Kahn and Cerf also teamed up to run the then-fledgling Internet Engineering Task Force, which originally was created to manage short-term items to “get the Internet up and running,” and later took on responsibility for other Internet standards groups.

After his stint at DARPA, Kahn didn’t stop pioneering. In 1986, he started the Corporation for National Research Initiatives (CNRI). The Reston, Va.-based organization helps shepherd various technology infrastructure projects. With funding from the National Science Foundation and DARPA, the CNRI helped create the first Gigabit networks operating at speeds above 1 billion bits per second. The CNRI also funded the development of Mosaic, the first popular Web browser, at the University of Illinois.

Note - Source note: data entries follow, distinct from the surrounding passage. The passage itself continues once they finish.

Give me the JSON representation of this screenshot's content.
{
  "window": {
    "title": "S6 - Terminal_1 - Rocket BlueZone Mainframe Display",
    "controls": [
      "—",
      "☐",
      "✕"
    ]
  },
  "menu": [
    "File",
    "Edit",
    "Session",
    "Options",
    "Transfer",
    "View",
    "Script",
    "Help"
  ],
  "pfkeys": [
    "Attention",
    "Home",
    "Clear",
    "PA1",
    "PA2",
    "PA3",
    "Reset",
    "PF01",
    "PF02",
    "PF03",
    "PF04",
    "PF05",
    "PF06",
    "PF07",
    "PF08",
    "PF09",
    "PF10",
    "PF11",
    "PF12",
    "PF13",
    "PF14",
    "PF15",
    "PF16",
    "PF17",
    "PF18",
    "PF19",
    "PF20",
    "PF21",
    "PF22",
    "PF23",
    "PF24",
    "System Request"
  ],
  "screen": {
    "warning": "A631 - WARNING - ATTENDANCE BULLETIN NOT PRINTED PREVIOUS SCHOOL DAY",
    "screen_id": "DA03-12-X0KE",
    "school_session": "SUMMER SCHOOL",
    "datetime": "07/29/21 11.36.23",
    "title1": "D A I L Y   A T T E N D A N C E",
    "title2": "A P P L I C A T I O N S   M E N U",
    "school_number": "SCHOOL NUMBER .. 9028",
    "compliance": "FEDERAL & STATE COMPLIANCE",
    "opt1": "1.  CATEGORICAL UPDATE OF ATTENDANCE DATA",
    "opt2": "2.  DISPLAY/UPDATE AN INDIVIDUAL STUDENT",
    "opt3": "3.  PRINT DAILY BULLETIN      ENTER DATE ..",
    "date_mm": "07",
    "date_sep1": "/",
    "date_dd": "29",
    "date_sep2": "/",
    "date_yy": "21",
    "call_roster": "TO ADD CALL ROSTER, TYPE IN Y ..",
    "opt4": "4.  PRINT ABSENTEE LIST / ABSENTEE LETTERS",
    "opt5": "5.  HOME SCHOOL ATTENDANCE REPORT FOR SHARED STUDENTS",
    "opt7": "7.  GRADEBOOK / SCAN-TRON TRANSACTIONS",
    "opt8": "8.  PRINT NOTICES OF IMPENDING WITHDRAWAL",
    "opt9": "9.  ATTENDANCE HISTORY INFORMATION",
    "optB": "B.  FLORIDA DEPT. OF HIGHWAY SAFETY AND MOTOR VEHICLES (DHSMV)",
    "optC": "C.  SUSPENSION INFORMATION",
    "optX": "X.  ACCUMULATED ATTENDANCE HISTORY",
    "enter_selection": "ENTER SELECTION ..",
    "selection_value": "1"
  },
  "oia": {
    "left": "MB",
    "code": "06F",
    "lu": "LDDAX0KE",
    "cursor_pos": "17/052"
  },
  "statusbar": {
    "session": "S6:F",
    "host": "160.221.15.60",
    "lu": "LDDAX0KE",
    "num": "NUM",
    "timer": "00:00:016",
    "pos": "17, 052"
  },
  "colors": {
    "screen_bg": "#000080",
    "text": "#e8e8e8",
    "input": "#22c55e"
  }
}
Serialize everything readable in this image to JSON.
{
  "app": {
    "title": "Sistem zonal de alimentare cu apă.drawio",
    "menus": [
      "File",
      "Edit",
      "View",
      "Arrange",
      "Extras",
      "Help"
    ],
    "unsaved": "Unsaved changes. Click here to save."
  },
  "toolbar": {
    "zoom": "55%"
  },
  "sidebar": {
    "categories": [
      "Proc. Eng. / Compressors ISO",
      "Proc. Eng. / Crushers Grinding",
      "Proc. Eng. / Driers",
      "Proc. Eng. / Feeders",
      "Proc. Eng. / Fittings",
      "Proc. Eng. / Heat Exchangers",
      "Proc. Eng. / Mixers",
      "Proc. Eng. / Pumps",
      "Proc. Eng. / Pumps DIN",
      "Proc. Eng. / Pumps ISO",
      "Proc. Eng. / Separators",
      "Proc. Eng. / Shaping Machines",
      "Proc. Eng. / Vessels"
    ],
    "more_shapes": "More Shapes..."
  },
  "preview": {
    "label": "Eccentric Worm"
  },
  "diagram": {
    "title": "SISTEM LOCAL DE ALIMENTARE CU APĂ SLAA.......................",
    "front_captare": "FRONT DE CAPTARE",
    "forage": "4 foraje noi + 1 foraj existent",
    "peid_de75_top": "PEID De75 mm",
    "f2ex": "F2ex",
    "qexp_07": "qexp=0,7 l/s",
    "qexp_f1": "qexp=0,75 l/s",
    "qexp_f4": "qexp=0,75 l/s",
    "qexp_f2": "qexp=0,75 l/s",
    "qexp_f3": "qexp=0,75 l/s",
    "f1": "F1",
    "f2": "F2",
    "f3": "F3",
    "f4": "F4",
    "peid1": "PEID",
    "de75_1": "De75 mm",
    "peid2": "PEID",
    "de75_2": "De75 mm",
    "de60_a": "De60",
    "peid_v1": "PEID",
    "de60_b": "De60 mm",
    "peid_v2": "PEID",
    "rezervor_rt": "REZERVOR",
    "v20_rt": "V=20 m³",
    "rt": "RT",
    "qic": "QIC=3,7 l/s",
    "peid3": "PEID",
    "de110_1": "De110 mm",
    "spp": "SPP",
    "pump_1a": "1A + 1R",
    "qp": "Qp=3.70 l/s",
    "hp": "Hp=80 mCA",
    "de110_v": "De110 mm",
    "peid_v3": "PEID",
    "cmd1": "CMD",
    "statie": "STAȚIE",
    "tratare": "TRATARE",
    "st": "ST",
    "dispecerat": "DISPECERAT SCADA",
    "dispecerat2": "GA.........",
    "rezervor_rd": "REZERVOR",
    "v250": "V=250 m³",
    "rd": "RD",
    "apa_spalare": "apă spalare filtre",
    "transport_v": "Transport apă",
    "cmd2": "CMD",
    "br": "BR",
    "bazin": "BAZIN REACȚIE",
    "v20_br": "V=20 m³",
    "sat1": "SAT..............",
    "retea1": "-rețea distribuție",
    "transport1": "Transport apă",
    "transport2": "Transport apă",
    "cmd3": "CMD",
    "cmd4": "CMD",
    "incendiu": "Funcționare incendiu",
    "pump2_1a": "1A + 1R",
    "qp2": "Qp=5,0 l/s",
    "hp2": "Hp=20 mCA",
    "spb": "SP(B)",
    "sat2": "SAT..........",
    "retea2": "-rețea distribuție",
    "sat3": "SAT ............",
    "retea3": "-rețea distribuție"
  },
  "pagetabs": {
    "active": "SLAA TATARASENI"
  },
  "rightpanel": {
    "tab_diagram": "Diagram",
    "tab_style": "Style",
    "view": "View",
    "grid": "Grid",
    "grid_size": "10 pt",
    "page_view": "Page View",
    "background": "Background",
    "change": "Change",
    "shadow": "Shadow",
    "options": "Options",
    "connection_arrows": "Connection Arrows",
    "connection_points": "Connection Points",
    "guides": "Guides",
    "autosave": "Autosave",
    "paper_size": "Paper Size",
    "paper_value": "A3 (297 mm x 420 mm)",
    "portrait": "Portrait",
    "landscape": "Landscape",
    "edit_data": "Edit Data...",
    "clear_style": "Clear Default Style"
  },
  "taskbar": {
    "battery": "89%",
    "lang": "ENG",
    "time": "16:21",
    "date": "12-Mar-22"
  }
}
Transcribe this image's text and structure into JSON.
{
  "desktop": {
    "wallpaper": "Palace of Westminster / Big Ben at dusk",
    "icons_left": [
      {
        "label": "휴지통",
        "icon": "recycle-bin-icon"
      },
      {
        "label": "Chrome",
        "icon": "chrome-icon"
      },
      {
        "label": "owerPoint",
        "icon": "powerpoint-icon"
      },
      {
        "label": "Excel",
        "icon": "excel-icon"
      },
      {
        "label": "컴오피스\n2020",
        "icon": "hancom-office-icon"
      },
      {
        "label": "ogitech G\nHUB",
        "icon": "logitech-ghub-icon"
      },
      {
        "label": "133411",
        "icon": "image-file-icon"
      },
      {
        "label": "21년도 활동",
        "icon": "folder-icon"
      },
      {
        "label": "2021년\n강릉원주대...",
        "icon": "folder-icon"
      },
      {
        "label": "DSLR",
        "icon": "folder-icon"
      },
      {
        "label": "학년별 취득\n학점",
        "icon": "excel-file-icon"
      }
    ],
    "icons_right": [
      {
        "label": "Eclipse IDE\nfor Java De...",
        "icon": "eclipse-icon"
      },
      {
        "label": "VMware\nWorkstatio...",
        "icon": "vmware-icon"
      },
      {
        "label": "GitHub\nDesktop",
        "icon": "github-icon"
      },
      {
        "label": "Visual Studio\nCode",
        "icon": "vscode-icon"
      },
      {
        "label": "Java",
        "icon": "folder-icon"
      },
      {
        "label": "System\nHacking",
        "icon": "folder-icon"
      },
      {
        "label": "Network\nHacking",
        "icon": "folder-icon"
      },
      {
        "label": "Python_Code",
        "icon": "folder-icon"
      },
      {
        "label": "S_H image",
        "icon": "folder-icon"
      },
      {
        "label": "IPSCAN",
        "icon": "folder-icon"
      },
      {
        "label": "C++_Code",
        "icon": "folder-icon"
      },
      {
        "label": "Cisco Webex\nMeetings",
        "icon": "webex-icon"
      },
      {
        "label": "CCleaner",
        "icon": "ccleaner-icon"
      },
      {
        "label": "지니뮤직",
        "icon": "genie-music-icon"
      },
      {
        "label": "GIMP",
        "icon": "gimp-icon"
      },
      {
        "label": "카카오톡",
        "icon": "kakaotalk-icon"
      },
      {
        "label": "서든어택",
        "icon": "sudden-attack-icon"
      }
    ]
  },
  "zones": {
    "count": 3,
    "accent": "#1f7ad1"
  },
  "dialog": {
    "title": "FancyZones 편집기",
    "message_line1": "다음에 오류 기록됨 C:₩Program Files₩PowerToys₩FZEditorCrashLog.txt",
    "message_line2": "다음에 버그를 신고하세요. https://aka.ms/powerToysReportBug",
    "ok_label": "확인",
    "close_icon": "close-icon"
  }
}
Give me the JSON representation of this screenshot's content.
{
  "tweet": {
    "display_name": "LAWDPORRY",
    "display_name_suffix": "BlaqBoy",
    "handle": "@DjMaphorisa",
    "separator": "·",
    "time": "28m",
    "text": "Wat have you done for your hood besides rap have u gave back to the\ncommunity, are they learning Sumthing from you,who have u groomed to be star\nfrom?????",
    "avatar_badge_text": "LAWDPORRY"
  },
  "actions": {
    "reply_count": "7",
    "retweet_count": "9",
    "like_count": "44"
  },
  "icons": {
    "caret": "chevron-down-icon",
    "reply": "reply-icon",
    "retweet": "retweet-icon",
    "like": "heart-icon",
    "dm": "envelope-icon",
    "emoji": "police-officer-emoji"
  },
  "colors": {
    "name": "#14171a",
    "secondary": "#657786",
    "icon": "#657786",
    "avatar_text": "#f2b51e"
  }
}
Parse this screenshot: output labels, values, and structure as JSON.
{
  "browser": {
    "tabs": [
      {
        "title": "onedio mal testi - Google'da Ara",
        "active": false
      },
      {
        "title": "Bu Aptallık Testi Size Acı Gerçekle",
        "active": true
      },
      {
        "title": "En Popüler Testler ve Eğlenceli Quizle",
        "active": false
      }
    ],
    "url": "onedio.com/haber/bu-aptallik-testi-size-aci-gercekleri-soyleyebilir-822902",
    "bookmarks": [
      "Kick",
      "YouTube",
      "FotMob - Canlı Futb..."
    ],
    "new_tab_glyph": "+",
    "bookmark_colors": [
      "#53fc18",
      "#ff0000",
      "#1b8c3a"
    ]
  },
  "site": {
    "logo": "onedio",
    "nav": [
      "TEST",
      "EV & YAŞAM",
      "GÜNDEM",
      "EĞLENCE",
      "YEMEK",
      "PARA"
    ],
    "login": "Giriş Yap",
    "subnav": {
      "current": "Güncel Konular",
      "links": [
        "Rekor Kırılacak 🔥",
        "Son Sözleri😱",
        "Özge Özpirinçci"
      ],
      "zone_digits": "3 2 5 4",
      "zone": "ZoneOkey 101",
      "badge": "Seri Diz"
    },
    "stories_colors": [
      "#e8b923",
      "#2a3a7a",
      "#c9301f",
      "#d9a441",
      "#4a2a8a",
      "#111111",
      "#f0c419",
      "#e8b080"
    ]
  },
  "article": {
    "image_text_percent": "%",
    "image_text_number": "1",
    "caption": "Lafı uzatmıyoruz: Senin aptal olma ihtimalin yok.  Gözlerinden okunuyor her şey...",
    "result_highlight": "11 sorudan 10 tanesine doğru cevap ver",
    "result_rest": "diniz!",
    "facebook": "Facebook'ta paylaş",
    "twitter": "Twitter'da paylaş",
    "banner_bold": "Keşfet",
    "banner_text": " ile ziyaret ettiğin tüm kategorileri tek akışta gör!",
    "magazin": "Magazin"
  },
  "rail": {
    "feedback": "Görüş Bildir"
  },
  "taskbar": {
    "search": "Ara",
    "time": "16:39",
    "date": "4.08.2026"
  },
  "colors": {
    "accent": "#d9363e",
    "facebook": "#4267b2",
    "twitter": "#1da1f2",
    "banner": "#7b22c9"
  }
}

Among CNRI’s other achievements is the technology around the digital object architecture, which, Kahn explains, “was an effort on my part to reinvent the Internet around the idea of managing digital objects instead of just moving bits around.”

Of course, scores of people at DARPA and elsewhere also deserve credit for developing the Arpanet, which was the first packet-switched network and was one of the three original networks linked via the Internet, along with a satellite network and a radio network. But Kahn has been there from the very beginning and is still involved today.